Fluctuating Hydrodynamics for Liquid Spreading over Heterogeneous Surfaces

Lead Research Organisation: University of Warwick
Department Name: Physics


Description: Understanding the spreading of liquids over heterogeneous solid surfaces is the key to numerous emerging technologies (e.g. capabilities to 3D print metallic structures), biological systems (retention of liquids by plant leaves) and even forensic science (analysis of blood splatters). The most remarkable feature of the wetting process is its strong multiscale nature, which ensures that nanoscale and microscale effects have a strong macroscopic influence on systems of interest. It is the fascinating multiscale nature of wetting that makes it such a theoretically challenging topic, as one must connect the microscale with the macroscale in a computationally tractable manner.

Aims: To develop a stochastic computational model capable of capturing the nanoscale fluctuations that drive macroscopic wetting flows over heterogeneous surfaces and validate this against molecular dynamics simulations, in collaboration with our partners in Mons.

Novelty & Methodology: Thermal fluctuations, which allow molecules to 'hop' over potential barriers in the solid, have long been considered as a potential driving mechanism for dynamic wetting flows. Owing to the small spatial and temporal scales on which this physics acts, molecular dynamics (MD) simulations are able to capture the local dynamics, and can be used as a benchmark. However, attempts to connect this mechanism to macroscopic dynamics, and thus experiments, have remained elusive due to the computational intractability of MD above the nanoscale. Furthermore, there is debate over the dominant forces for 'real' (i.e. heterogeneous) surfaces, where hopping over defects in the surface structure may be more important than the molecular jumps. These open problems can only be addressed by the development of a computational model based on the theory of fluctuating hydrodynamics, i.e. stochastic partial differential equation (SPDEs), which would give new, much-needed capabilities for understanding this system.


i) EPSRC Programme Grant 'Nano-Engineered Flow Technologies: Simulation for Design across Scale and Phase' (EP/N016602/1, PI: Lockerby)
ii) EPSRC CDT HetSys Core Training Objectives:
a) Interdisciplinarity - will be essential as the project cuts across physics (development of models), computational engineering and applied mathematics (e.g. SPDEs).
b) Robust Software Engineering - is required to develop both MD and SPDE computational models that will have lifetime and legacy beyond that of the project.
c) Uncertainty - will become important when attempting to quantify the influence of the random surface structure on macroscopic flow; a new direction of research in this field.

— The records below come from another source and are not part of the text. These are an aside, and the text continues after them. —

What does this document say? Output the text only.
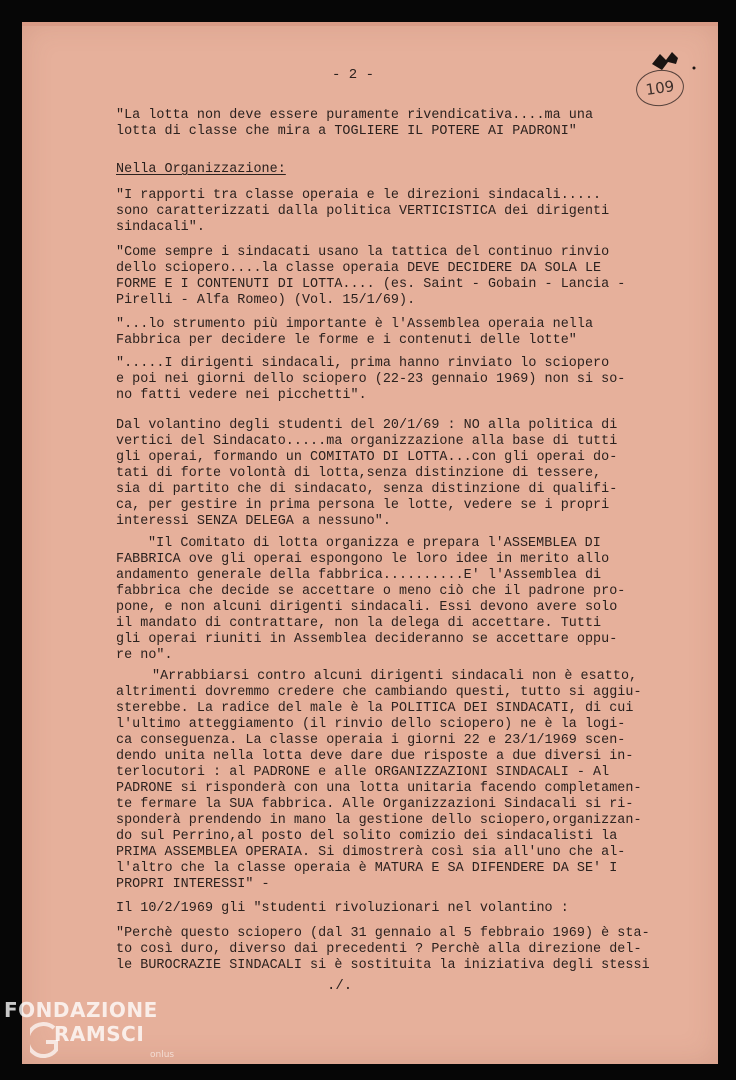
- 2 -
109
"La lotta non deve essere puramente rivendicativa....ma una
lotta di classe che mira a TOGLIERE IL POTERE AI PADRONI"
Nella Organizzazione:
"I rapporti tra classe operaia e le direzioni sindacali.....
sono caratterizzati dalla politica VERTICISTICA dei dirigenti
sindacali".
"Come sempre i sindacati usano la tattica del continuo rinvio
dello sciopero....la classe operaia DEVE DECIDERE DA SOLA LE
FORME E I CONTENUTI DI LOTTA.... (es. Saint - Gobain - Lancia -
Pirelli - Alfa Romeo) (Vol. 15/1/69).
"...lo strumento più importante è l'Assemblea operaia nella
Fabbrica per decidere le forme e i contenuti delle lotte"
".....I dirigenti sindacali, prima hanno rinviato lo sciopero
e poi nei giorni dello sciopero (22-23 gennaio 1969) non si so-
no fatti vedere nei picchetti".
Dal volantino degli studenti del 20/1/69 : NO alla politica di
vertici del Sindacato.....ma organizzazione alla base di tutti
gli operai, formando un COMITATO DI LOTTA...con gli operai do-
tati di forte volontà di lotta,senza distinzione di tessere,
sia di partito che di sindacato, senza distinzione di qualifi-
ca, per gestire in prima persona le lotte, vedere se i propri
interessi SENZA DELEGA a nessuno".
"Il Comitato di lotta organizza e prepara l'ASSEMBLEA DI
FABBRICA ove gli operai espongono le loro idee in merito allo
andamento generale della fabbrica..........E' l'Assemblea di
fabbrica che decide se accettare o meno ciò che il padrone pro-
pone, e non alcuni dirigenti sindacali. Essi devono avere solo
il mandato di contrattare, non la delega di accettare. Tutti
gli operai riuniti in Assemblea decideranno se accettare oppu-
re no".
"Arrabbiarsi contro alcuni dirigenti sindacali non è esatto,
altrimenti dovremmo credere che cambiando questi, tutto si aggiu-
sterebbe. La radice del male è la POLITICA DEI SINDACATI, di cui
l'ultimo atteggiamento (il rinvio dello sciopero) ne è la logi-
ca conseguenza. La classe operaia i giorni 22 e 23/1/1969 scen-
dendo unita nella lotta deve dare due risposte a due diversi in-
terlocutori : al PADRONE e alle ORGANIZZAZIONI SINDACALI - Al
PADRONE si risponderà con una lotta unitaria facendo completamen-
te fermare la SUA fabbrica. Alle Organizzazioni Sindacali si ri-
sponderà prendendo in mano la gestione dello sciopero,organizzan-
do sul Perrino,al posto del solito comizio dei sindacalisti la
PRIMA ASSEMBLEA OPERAIA. Si dimostrerà così sia all'uno che al-
l'altro che la classe operaia è MATURA E SA DIFENDERE DA SE' I
PROPRI INTERESSI" -
Il 10/2/1969 gli "studenti rivoluzionari nel volantino :
"Perchè questo sciopero (dal 31 gennaio al 5 febbraio 1969) è sta-
to così duro, diverso dai precedenti ? Perchè alla direzione del-
le BUROCRAZIE SINDACALI si è sostituita la iniziativa degli stessi
./.
FONDAZIONE
RAMSCI
onlus
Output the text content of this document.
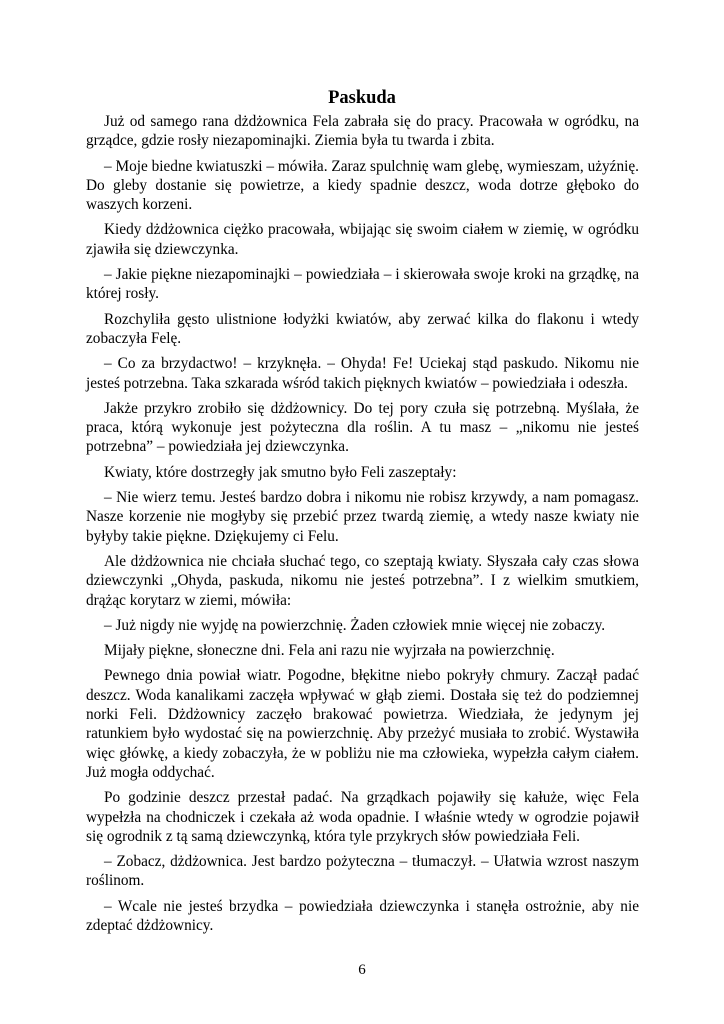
Paskuda

Już od samego rana dżdżownica Fela zabrała się do pracy. Pracowała w ogródku, na grządce, gdzie rosły niezapominajki. Ziemia była tu twarda i zbita.

– Moje biedne kwiatuszki – mówiła. Zaraz spulchnię wam glebę, wymieszam, użyźnię. Do gleby dostanie się powietrze, a kiedy spadnie deszcz, woda dotrze głęboko do waszych korzeni.

Kiedy dżdżownica ciężko pracowała, wbijając się swoim ciałem w ziemię, w ogródku zjawiła się dziewczynka.

– Jakie piękne niezapominajki – powiedziała – i skierowała swoje kroki na grządkę, na której rosły.

Rozchyliła gęsto ulistnione łodyżki kwiatów, aby zerwać kilka do flakonu i wtedy zobaczyła Felę.

– Co za brzydactwo! – krzyknęła. – Ohyda! Fe! Uciekaj stąd paskudo. Nikomu nie jesteś potrzebna. Taka szkarada wśród takich pięknych kwiatów – powiedziała i odeszła.

Jakże przykro zrobiło się dżdżownicy. Do tej pory czuła się potrzebną. Myślała, że praca, którą wykonuje jest pożyteczna dla roślin. A tu masz – „nikomu nie jesteś potrzebna” – powiedziała jej dziewczynka.

Kwiaty, które dostrzegły jak smutno było Feli zaszeptały:

– Nie wierz temu. Jesteś bardzo dobra i nikomu nie robisz krzywdy, a nam pomagasz. Nasze korzenie nie mogłyby się przebić przez twardą ziemię, a wtedy nasze kwiaty nie byłyby takie piękne. Dziękujemy ci Felu.

Ale dżdżownica nie chciała słuchać tego, co szeptają kwiaty. Słyszała cały czas słowa dziewczynki „Ohyda, paskuda, nikomu nie jesteś potrzebna”. I z wielkim smutkiem, drążąc korytarz w ziemi, mówiła:

– Już nigdy nie wyjdę na powierzchnię. Żaden człowiek mnie więcej nie zobaczy.

Mijały piękne, słoneczne dni. Fela ani razu nie wyjrzała na powierzchnię.

Pewnego dnia powiał wiatr. Pogodne, błękitne niebo pokryły chmury. Zaczął padać deszcz. Woda kanalikami zaczęła wpływać w głąb ziemi. Dostała się też do podziemnej norki Feli. Dżdżownicy zaczęło brakować powietrza. Wiedziała, że jedynym jej ratunkiem było wydostać się na powierzchnię. Aby przeżyć musiała to zrobić. Wystawiła więc główkę, a kiedy zobaczyła, że w pobliżu nie ma człowieka, wypełzła całym ciałem. Już mogła oddychać.

Po godzinie deszcz przestał padać. Na grządkach pojawiły się kałuże, więc Fela wypełzła na chodniczek i czekała aż woda opadnie. I właśnie wtedy w ogrodzie pojawił się ogrodnik z tą samą dziewczynką, która tyle przykrych słów powiedziała Feli.

– Zobacz, dżdżownica. Jest bardzo pożyteczna – tłumaczył. – Ułatwia wzrost naszym roślinom.

– Wcale nie jesteś brzydka – powiedziała dziewczynka i stanęła ostrożnie, aby nie zdeptać dżdżownicy.

6
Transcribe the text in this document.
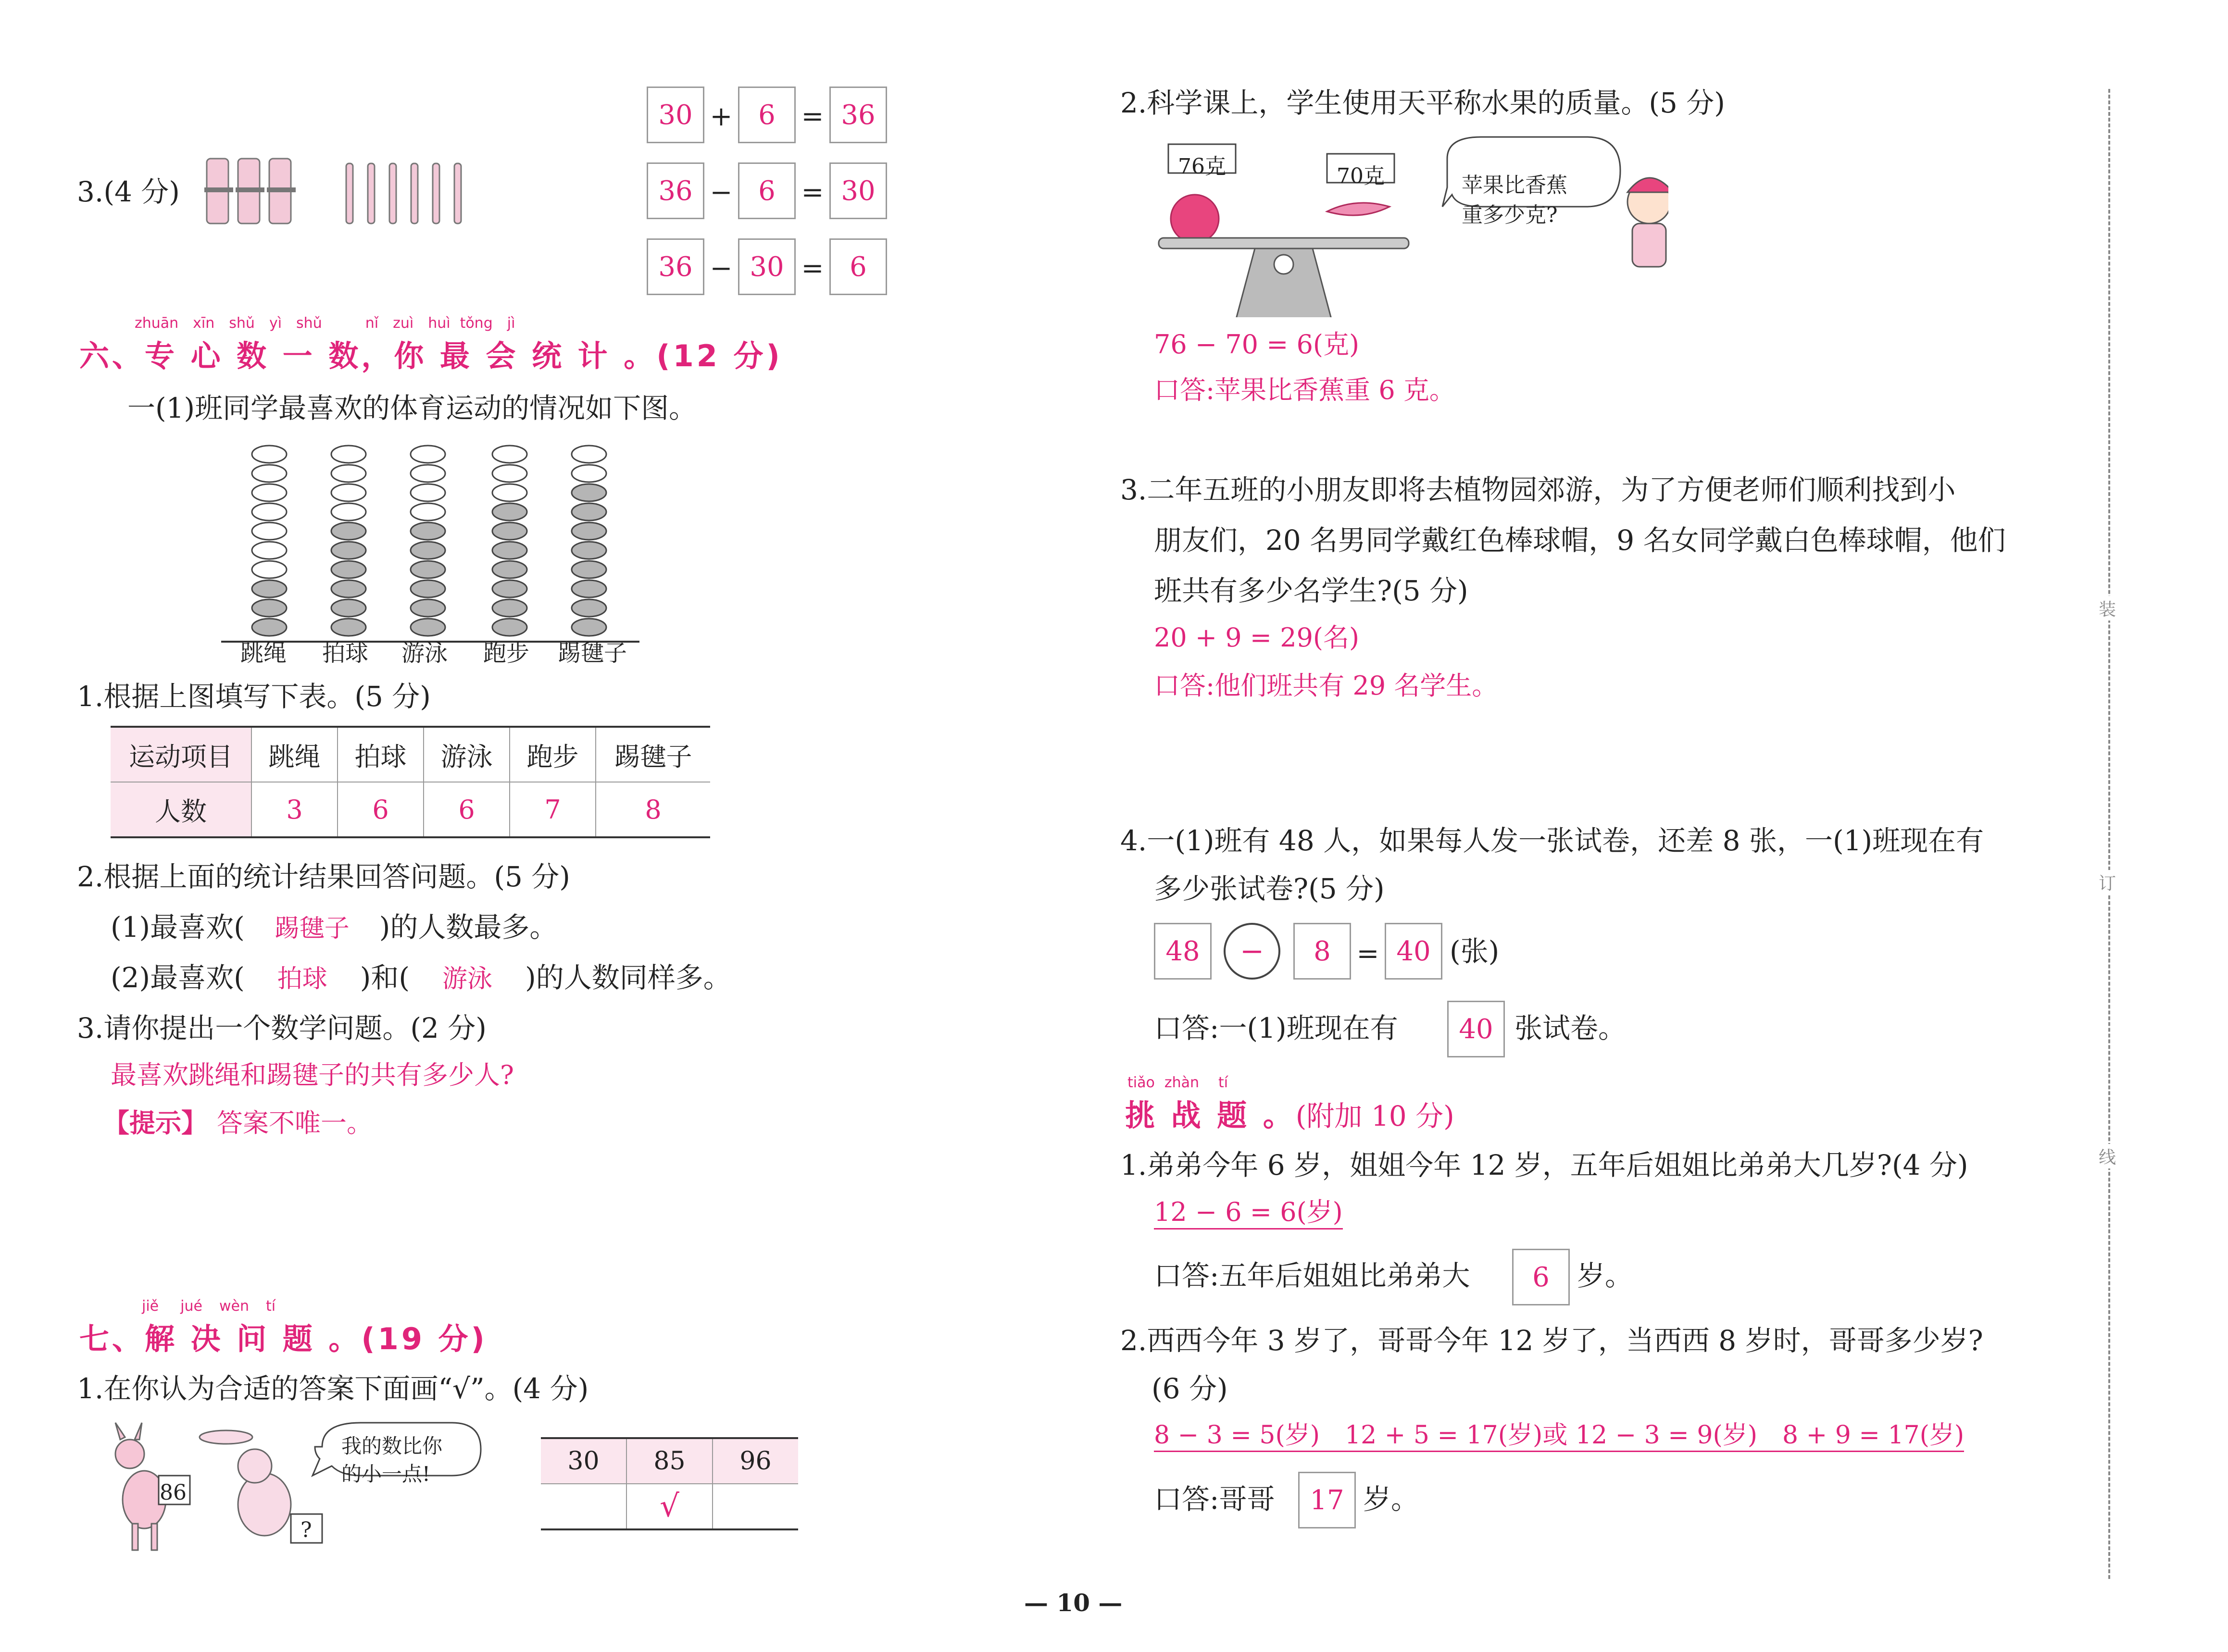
3.(4 分)
30 + 6 = 36
36 − 6 = 30
36 − 30 = 6
zhuān xīn shǔ yì shǔ	nǐ zuì huì tǒng jì
六、专 心 数 一 数，你 最 会 统 计 。(12 分)
一(1)班同学最喜欢的体育运动的情况如下图。
跳绳 拍球 游泳 跑步 踢毽子
1.根据上图填写下表。(5 分)
运动项目	跳绳	拍球	游泳	跑步	踢毽子
人数	3	6	6	7	8
2.根据上面的统计结果回答问题。(5 分)
(1)最喜欢( 踢毽子 )的人数最多。
(2)最喜欢( 拍球 )和( 游泳 )的人数同样多。
3.请你提出一个数学问题。(2 分)
最喜欢跳绳和踢毽子的共有多少人?
【提示】 答案不唯一。
jiě jué wèn tí
七、解 决 问 题 。(19 分)
1.在你认为合适的答案下面画“√”。(4 分)
86
?
我的数比你
的小一点!	30	85	96
	√	
2.科学课上，学生使用天平称水果的质量。(5 分)
76克	70克	苹果比香蕉
重多少克?
76 − 70 = 6(克)
口答:苹果比香蕉重 6 克。
3.二年五班的小朋友即将去植物园郊游，为了方便老师们顺利找到小
朋友们，20 名男同学戴红色棒球帽，9 名女同学戴白色棒球帽，他们
班共有多少名学生?(5 分)
20 + 9 = 29(名)
口答:他们班共有 29 名学生。
4.一(1)班有 48 人，如果每人发一张试卷，还差 8 张，一(1)班现在有
多少张试卷?(5 分)
48	−	8 = 40 (张)
口答:一(1)班现在有	40 张试卷。
tiǎo zhàn tí
挑 战 题 。(附加 10 分)
1.弟弟今年 6 岁，姐姐今年 12 岁，五年后姐姐比弟弟大几岁?(4 分)
12 − 6 = 6(岁)
口答:五年后姐姐比弟弟大	6 岁。
2.西西今年 3 岁了，哥哥今年 12 岁了，当西西 8 岁时，哥哥多少岁?
(6 分)
8 − 3 = 5(岁)　12 + 5 = 17(岁)或 12 − 3 = 9(岁)　8 + 9 = 17(岁)
口答:哥哥	17 岁。
装
订
线
— 10 —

i) The primary partner will be the Laboratory of Surface & Interfacial Physics in Mons (one of HetSys's partners) who have unrivalled expertise in the MD of wetting processes.
ii) This research should lead to collaborations with Professor Bruno Andreotti's group at Universite Paris-Diderot, where great experimental and theoretical progress has been achieved in the wetting of heterogeneous substrates, and the Centre for Smart Interfaces in Darmstadt.
iii) Any progress in understanding dynamic wetting could be translated to industrial partners who we have an existing relationship with, such as Bell Labs (HetSys partner), Schlumberger and Akzo Nobel.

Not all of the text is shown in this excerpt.